Lyon : Procès d’une « lanceuse d’alerte » poursuivie par Tefal
JUSTICE•Cette inspectrice du travail avait été condamnée mais le verdict a été annulé en vertu de la loi Sapin II20 Minutes avec AFP
«Je n’ai fait que mon métier », a assuré jeudi à Lyon une inspectrice du travail de Haute-Savoie, jugée une troisième fois pour avoir rendu publics des documents confidentiels de la société Tefal. « J’estime qu’il y a des principes importants à défendre », a soutenu à la barre Laura Pfeiffer, dont le procès se tenait à l’aune de la nouvelle loi Sapin II sur les lanceurs d’alerte.
Ce statut est revendiqué par la jeune femme, qui a été accueillie devant la Cour d’appel de Lyon par les vivats de 250 personnes rassemblées par une intersyndicale de l’inspection du travail. Accusée de « recel de violation du secret des correspondances et violation du secret professionnel », la fonctionnaire avait été condamnée en première instance à Chambéry en décembre 2015 puis en appel en novembre 2016 à des peines d’amende avec sursis. Mais sa peine a été annulée en octobre dernier par la Cour de cassation, qui a demandé que l’affaire soit rejugée sur la base de la loi Sapin II.
Tefal accusé de collusion
A l’origine de l’affaire, un ancien informaticien de Tefal – également condamné mais qui n’a pas fait de recours – avait intercepté en 2013 une série de courriels et de fichiers de sa direction à l’usine Tefal de Rumilly (Haute-Savoie), où il travaillait. Il les avait ensuite envoyés anonymement par mail à Laura Pfeiffer, qui avait mené une mission dans la société.

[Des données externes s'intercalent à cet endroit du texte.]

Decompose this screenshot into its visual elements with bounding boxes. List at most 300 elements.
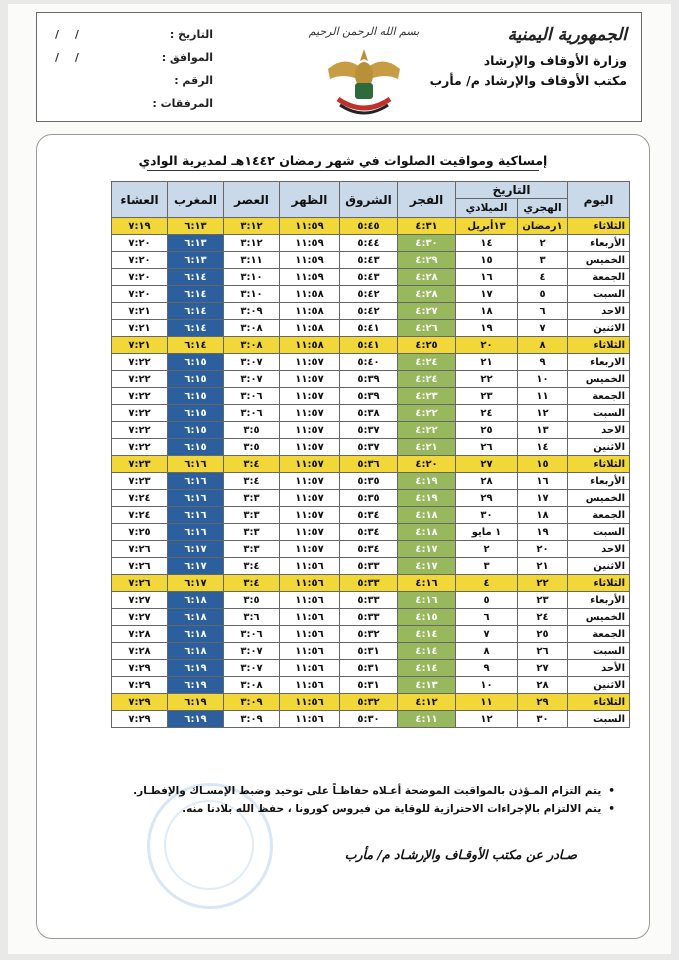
table-row [62, 439, 630, 456]
table-row [62, 711, 630, 728]
row-sunrise-time: ٥:٤٣ [340, 252, 398, 269]
row-sunrise-time: ٥:٣٣ [340, 558, 398, 575]
row-asr-time: ٣:٠٧ [224, 354, 280, 371]
row-isha-time: ٧:٢٢ [112, 371, 168, 388]
row-day: السبت [568, 643, 630, 660]
row-isha-time: ٧:٢٢ [112, 422, 168, 439]
row-hijri-date: ٢٤ [518, 609, 568, 626]
row-dhuhr-time: ١١:٥٧ [280, 456, 340, 473]
row-hijri-date: ٢١ [518, 558, 568, 575]
row-hijri-date: ٢٩ [518, 694, 568, 711]
row-maghrib-time: ٦:١٣ [168, 218, 224, 235]
table-row [62, 235, 630, 252]
row-sunrise-time: ٥:٣٥ [340, 473, 398, 490]
row-maghrib-time: ٦:١٨ [168, 609, 224, 626]
row-hijri-date: ٣ [518, 252, 568, 269]
row-sunrise-time: ٥:٣٥ [340, 490, 398, 507]
row-day: الاثنين [568, 439, 630, 456]
row-maghrib-time: ٦:١٥ [168, 371, 224, 388]
ministry-name: وزارة الأوقاف والإرشاد [483, 53, 627, 68]
table-row [62, 405, 630, 422]
row-fajr-time: ٤:٢٣ [398, 388, 456, 405]
row-fajr-time: ٤:٢٢ [398, 405, 456, 422]
row-fajr-time: ٤:٢٩ [398, 252, 456, 269]
row-fajr-time: ٤:١٤ [398, 660, 456, 677]
col-header-asr: العصر [224, 182, 280, 218]
row-asr-time: ٣:٠٦ [224, 388, 280, 405]
notes [75, 785, 615, 821]
col-header-gregorian: الميلادي [456, 199, 518, 218]
row-day: السبت [568, 405, 630, 422]
row-day: الجمعة [568, 388, 630, 405]
note-item: • يتم الالتزام بالإجراءات الاحترازية للوقاية من فيروس كورونا ، حفظ الله بلادنا منه. [75, 803, 615, 815]
row-isha-time: ٧:٢٢ [112, 388, 168, 405]
row-hijri-date: ٢٢ [518, 575, 568, 592]
row-asr-time: ٣:٣ [224, 490, 280, 507]
row-dhuhr-time: ١١:٥٧ [280, 507, 340, 524]
row-fajr-time: ٤:١٤ [398, 643, 456, 660]
row-day: الخميس [568, 609, 630, 626]
row-fajr-time: ٤:١١ [398, 711, 456, 728]
row-asr-time: ٣:٣ [224, 524, 280, 541]
row-fajr-time: ٤:١٣ [398, 677, 456, 694]
row-sunrise-time: ٥:٣٤ [340, 541, 398, 558]
table-body [62, 218, 630, 728]
row-maghrib-time: ٦:١٣ [168, 252, 224, 269]
row-gregorian-date: ١٨ [456, 303, 518, 320]
row-isha-time: ٧:٢٩ [112, 660, 168, 677]
corresponding-date-value: / / [55, 51, 85, 64]
row-hijri-date: ١٦ [518, 473, 568, 490]
row-maghrib-time: ٦:١٧ [168, 541, 224, 558]
row-maghrib-time: ٦:١٣ [168, 235, 224, 252]
row-sunrise-time: ٥:٣٨ [340, 405, 398, 422]
row-isha-time: ٧:٢٥ [112, 524, 168, 541]
row-hijri-date: ١٠ [518, 371, 568, 388]
table-row [62, 337, 630, 354]
table-row [62, 609, 630, 626]
row-maghrib-time: ٦:١٨ [168, 626, 224, 643]
row-dhuhr-time: ١١:٥٧ [280, 388, 340, 405]
attachments-field [55, 92, 213, 115]
col-header-sunrise: الشروق [340, 182, 398, 218]
row-asr-time: ٣:٤ [224, 456, 280, 473]
row-asr-time: ٣:٣ [224, 541, 280, 558]
row-sunrise-time: ٥:٤٣ [340, 269, 398, 286]
office-name: مكتب الأوقاف والإرشاد م/ مأرب [429, 73, 627, 88]
row-fajr-time: ٤:١٦ [398, 592, 456, 609]
col-header-maghrib: المغرب [168, 182, 224, 218]
row-day: الاثنين [568, 558, 630, 575]
row-isha-time: ٧:٢٨ [112, 626, 168, 643]
row-asr-time: ٣:١١ [224, 252, 280, 269]
row-asr-time: ٣:٤ [224, 473, 280, 490]
row-maghrib-time: ٦:١٨ [168, 643, 224, 660]
row-asr-time: ٣:٠٩ [224, 694, 280, 711]
table-row [62, 218, 630, 235]
attachments-label: المرفقات : [152, 97, 213, 110]
row-fajr-time: ٤:١٨ [398, 524, 456, 541]
row-maghrib-time: ٦:١٤ [168, 337, 224, 354]
row-maghrib-time: ٦:١٦ [168, 507, 224, 524]
row-isha-time: ٧:٢١ [112, 337, 168, 354]
col-header-fajr: الفجر [398, 182, 456, 218]
row-fajr-time: ٤:٢٦ [398, 320, 456, 337]
row-dhuhr-time: ١١:٥٨ [280, 286, 340, 303]
row-sunrise-time: ٥:٣٢ [340, 626, 398, 643]
reference-number-field [55, 69, 213, 92]
row-gregorian-date: ١١ [456, 694, 518, 711]
row-dhuhr-time: ١١:٥٧ [280, 422, 340, 439]
row-hijri-date: ١٤ [518, 439, 568, 456]
row-day: الثلاثاء [568, 218, 630, 235]
table-row [62, 252, 630, 269]
row-isha-time: ٧:٢٢ [112, 405, 168, 422]
row-fajr-time: ٤:٢٧ [398, 303, 456, 320]
row-fajr-time: ٤:١٨ [398, 507, 456, 524]
row-maghrib-time: ٦:١٤ [168, 320, 224, 337]
row-dhuhr-time: ١١:٥٧ [280, 490, 340, 507]
table-row [62, 422, 630, 439]
row-hijri-date: ٧ [518, 320, 568, 337]
prayer-times-table [61, 181, 630, 728]
row-maghrib-time: ٦:١٩ [168, 711, 224, 728]
row-gregorian-date: ١٩ [456, 320, 518, 337]
table-row [62, 303, 630, 320]
row-isha-time: ٧:٢٣ [112, 456, 168, 473]
row-asr-time: ٣:٠٧ [224, 643, 280, 660]
row-asr-time: ٣:١٢ [224, 235, 280, 252]
row-isha-time: ٧:٢٩ [112, 694, 168, 711]
row-dhuhr-time: ١١:٥٦ [280, 694, 340, 711]
note-item: • يتم التزام المـؤذن بالمواقيت الموضحة أعـلاه حفاظـاً على توحيد وضبط الإمسـاك والإفطـار. [75, 785, 615, 797]
row-fajr-time: ٤:٢٤ [398, 371, 456, 388]
row-maghrib-time: ٦:١٥ [168, 388, 224, 405]
row-dhuhr-time: ١١:٥٦ [280, 660, 340, 677]
row-maghrib-time: ٦:١٦ [168, 524, 224, 541]
row-sunrise-time: ٥:٣٢ [340, 694, 398, 711]
row-maghrib-time: ٦:١٦ [168, 456, 224, 473]
row-fajr-time: ٤:١٢ [398, 694, 456, 711]
row-gregorian-date: ٣٠ [456, 507, 518, 524]
row-fajr-time: ٤:١٧ [398, 558, 456, 575]
row-day: الأحد [568, 660, 630, 677]
row-isha-time: ٧:٢٤ [112, 490, 168, 507]
date-label: التاريخ : [169, 28, 213, 41]
row-isha-time: ٧:٢٠ [112, 235, 168, 252]
row-dhuhr-time: ١١:٥٦ [280, 592, 340, 609]
row-hijri-date: ٩ [518, 354, 568, 371]
row-day: الثلاثاء [568, 575, 630, 592]
row-day: السبت [568, 524, 630, 541]
row-hijri-date: ١٩ [518, 524, 568, 541]
row-dhuhr-time: ١١:٥٧ [280, 371, 340, 388]
government-name: الجمهورية اليمنية [507, 25, 627, 45]
row-asr-time: ٣:٠٨ [224, 677, 280, 694]
row-sunrise-time: ٥:٤٢ [340, 286, 398, 303]
row-day: الجمعة [568, 626, 630, 643]
row-gregorian-date: ٢٢ [456, 371, 518, 388]
row-dhuhr-time: ١١:٥٧ [280, 524, 340, 541]
table-header-row [62, 182, 630, 199]
row-isha-time: ٧:٢٩ [112, 711, 168, 728]
row-maghrib-time: ٦:١٧ [168, 558, 224, 575]
row-dhuhr-time: ١١:٥٩ [280, 252, 340, 269]
table-row [62, 592, 630, 609]
row-gregorian-date: ٢٧ [456, 456, 518, 473]
row-asr-time: ٣:٥ [224, 592, 280, 609]
row-gregorian-date: ٢٥ [456, 422, 518, 439]
row-sunrise-time: ٥:٣٣ [340, 609, 398, 626]
row-day: الاربعاء [568, 354, 630, 371]
row-gregorian-date: ٢٤ [456, 405, 518, 422]
row-isha-time: ٧:٢١ [112, 320, 168, 337]
row-gregorian-date: ١٦ [456, 269, 518, 286]
row-gregorian-date: ١٣أبريل [456, 218, 518, 235]
row-isha-time: ٧:٢٢ [112, 439, 168, 456]
row-dhuhr-time: ١١:٥٧ [280, 473, 340, 490]
table-row [62, 371, 630, 388]
row-gregorian-date: ٥ [456, 592, 518, 609]
row-fajr-time: ٤:٢٤ [398, 354, 456, 371]
row-sunrise-time: ٥:٤٠ [340, 354, 398, 371]
row-maghrib-time: ٦:١٤ [168, 286, 224, 303]
row-isha-time: ٧:٢٤ [112, 507, 168, 524]
row-sunrise-time: ٥:٣١ [340, 643, 398, 660]
row-dhuhr-time: ١١:٥٩ [280, 269, 340, 286]
row-hijri-date: ٢٧ [518, 660, 568, 677]
row-dhuhr-time: ١١:٥٦ [280, 677, 340, 694]
row-isha-time: ٧:٢٦ [112, 558, 168, 575]
table-row [62, 269, 630, 286]
row-hijri-date: ٢ [518, 235, 568, 252]
row-maghrib-time: ٦:١٤ [168, 303, 224, 320]
basmala: بسم الله الرحمن الرحيم [308, 25, 420, 38]
col-header-day: اليوم [568, 182, 630, 218]
row-gregorian-date: ١ مايو [456, 524, 518, 541]
row-hijri-date: ١٨ [518, 507, 568, 524]
row-fajr-time: ٤:١٥ [398, 609, 456, 626]
page-title: إمساكية ومواقيت الصلوات في شهر رمضان ١٤٤٢هـ لمديرية الوادي [138, 153, 548, 168]
row-isha-time: ٧:٢٠ [112, 269, 168, 286]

Les documents peuvent attester d’une collusion entre Tefal et le supérieur hiérarchique de Laura Pfeiffer en vue d’entraver l’action de cette dernière, qui venait de demander la renégociation de l’accord 35 heures de l’entreprise. « Ca m’a sidéré, ça m’a créé un choc. (…) Je n’imaginais pas autant de manoeuvres aussi bien pensées et avec autant d’acteurs du département pour m’évincer », a raconté au président Eric Seguy la fonctionnaire, assurant n’avoir « jamais eu de souci avec (s) a hiérarchie » dans ses fonctions précédentes.
Des « fantasmes », selon Tefal
Après s’être tournée en vain vers une de ses supérieures Laura Pfeiffer avait saisi le conseil national de l’inspection du travail (CNIT) et les syndicats de son ministère, à qui elle avait transmis tous les fichiers. « Rien n’est constitué, ce sont des fantasmes, on voit des complots partout », a plaidé l’avocat de Tefal, Me Joseph Aguera.
« Je vois une fonctionnaire passionnée par son travail, qui a cru bien faire (..) Il faut que ça s’arrête », a déclaré pour sa part un des avocats de Laura Pfeiffer Me Henri Leclerc, en demandant la relaxe totale. L’avocat général a quant à lui demandé la confirmation de la condamnation du premier appel. La cour a mis en délibéré sa décision au 24 octobre prochain.